> > This is a UDP GSO packet egress packet that was further encapsulated
> > with a GSO_UDP_TUNNEL on egress, then looped to the ingress path?
> >
> > Then in the ingress path it has traversed the GRO layer.
> >
> > Is this veth with XDP? That seems unlikely for GSO packets. But there
> > aren't many paths that will loop a packet through napi_gro_receive or
> > napi_gro_frags.
>
> This patch addresses the following scenario:
>
> sk ->vxlan -> veth -> (xdp in use, TSO disabled, GRO on) -> veth -> vxlan ->
> sk
>
> What I meant here is that the issue is not visible with:
>
> (baremetal, NETIF_F_GRO_UDP_FWD | NETIF_F_GRO_FRAGLIST enabled -> vxlan -> sk
>
> > > with the appropriate features bit set, will validate the checksum for
> > > both the inner and the outer header - udp{4,6}_gro_receive will be
> > > traversed twice, the fist one for the outer header, the 2nd for the
> > > inner.
> >
> > GRO will validate multiple levels of checksums with CHECKSUM_COMPLETE.
> > It can only validate the outer checksum with CHECKSUM_UNNECESSARY, I
> > believe?
>
> I possibly miss some bits here ?!?
>
> AFAICS:
>
> udp4_gro_receive() -> skb_gro_checksum_validate_zero_check() ->
> __skb_gro_checksum_validate -> (if not already valid)
> __skb_gro_checksum_validate_complete() -> (if not CHECKSUM_COMPLETE)
> __skb_gro_checksum_complete()
>
> the latter will validate the UDP checksum at the current nesting level
> (and set the csum-related bits in the GRO skb cb to the same status
> as CHECKSUM_COMPLETE)
>
> When processing UDP over UDP tunnel packet, the gro call chain will be:
>
> [l2/l3 GRO] -> udp4_gro_receive (validate outher header csum) ->
> udp_sk(sk)->gro_receive -> [other gro layers] ->
> udp4_gro_receive (validate inner header csum) -> ...
Agreed. But __skb_gro_checksum_validate on the first invocation will
call skb_gro_incr_csum_unnecessary, so that on the second invocation
csum_cnt == 0 and triggers a real checksum validation?
At least, that is my understanding. Intuitively, CHECKSUM_UNNECESSARY
only validates the first checksum, so says nothing about the validity
of any subsequent ones.
But it seems I'm mistaken?
__skb_gro_checksum_validate has an obvious exception for locally
generated packets by excluding CHECKSUM_PARTIAL. Looped packets
usually have CHECKSUM_PARTIAL set.

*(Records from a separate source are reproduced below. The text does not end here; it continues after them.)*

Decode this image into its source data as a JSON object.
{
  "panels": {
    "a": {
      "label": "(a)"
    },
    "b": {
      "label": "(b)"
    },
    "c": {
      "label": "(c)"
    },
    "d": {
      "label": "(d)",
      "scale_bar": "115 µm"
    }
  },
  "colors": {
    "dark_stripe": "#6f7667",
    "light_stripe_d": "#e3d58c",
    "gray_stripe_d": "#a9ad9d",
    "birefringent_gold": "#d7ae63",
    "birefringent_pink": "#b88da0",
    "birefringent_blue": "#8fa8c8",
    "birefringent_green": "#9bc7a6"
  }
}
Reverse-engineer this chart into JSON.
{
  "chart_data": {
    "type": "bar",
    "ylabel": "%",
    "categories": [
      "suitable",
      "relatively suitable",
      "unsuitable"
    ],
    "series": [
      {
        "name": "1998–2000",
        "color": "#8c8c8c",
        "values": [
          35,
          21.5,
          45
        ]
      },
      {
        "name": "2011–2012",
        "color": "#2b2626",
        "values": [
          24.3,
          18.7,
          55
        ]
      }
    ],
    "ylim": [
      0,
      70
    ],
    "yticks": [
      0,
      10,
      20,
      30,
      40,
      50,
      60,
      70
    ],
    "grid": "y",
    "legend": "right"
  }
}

Unfortunately, this is similar to
the issue that I looked at earlier this year with looped UDP packets
with MSG_MORE: those are also changed to CHECKSUM_NONE (and exposed a
checksum bug: 52cbd23a119c).
Is there perhaps some other way that we can identify that these are
local packets? They should trivially avoid all checksum checks.
> > As for looped packets with CHECKSUM_PARTIAL: we definitely have found
> > bugs in that path before. I think it's fine to set csum_valid on any
> > packets that can unambiguously be identified as such. Hence the
> > detailed questions above on which exact packets this code is
> > targeting, so that there are not accidental false positives that look
> > the same but have a different ip_summed.
>
> I see this change is controversial.
I have no concerns with the fix. It is just a very narrow path (veth +
xdp - tso + gro ..), and to minimize risk I would try to avoid
updating state of unrelated packets. That was my initial comment: I
don't understand the need for the else clause.
> Since the addressed scenario is
> really a corner case, a simpler alternative would be
> replacing udp_post_segment_fix_csum with:
>
> static inline void udp_post_segment_fix_cb(struct sk_buff *skb, int level)
> {
> /* UDP-lite can't land here - no GRO */
> WARN_ON_ONCE(UDP_SKB_CB(skb)->partial_cov);
>
> /* UDP CB mirrors the GSO packet, we must re-init it */
> UDP_SKB_CB(skb)->cscov = skb->len;
> }
>
> the downside will be an additional, later, unneeded csum validation for the
>
> sk ->vxlan -> veth -> (xdp in use, TSO disabled, GRO on) -> veth -> vxlan ->
> sk
>
> scenario. WDYT?
No, let's definitely avoid an unneeded checksum verification.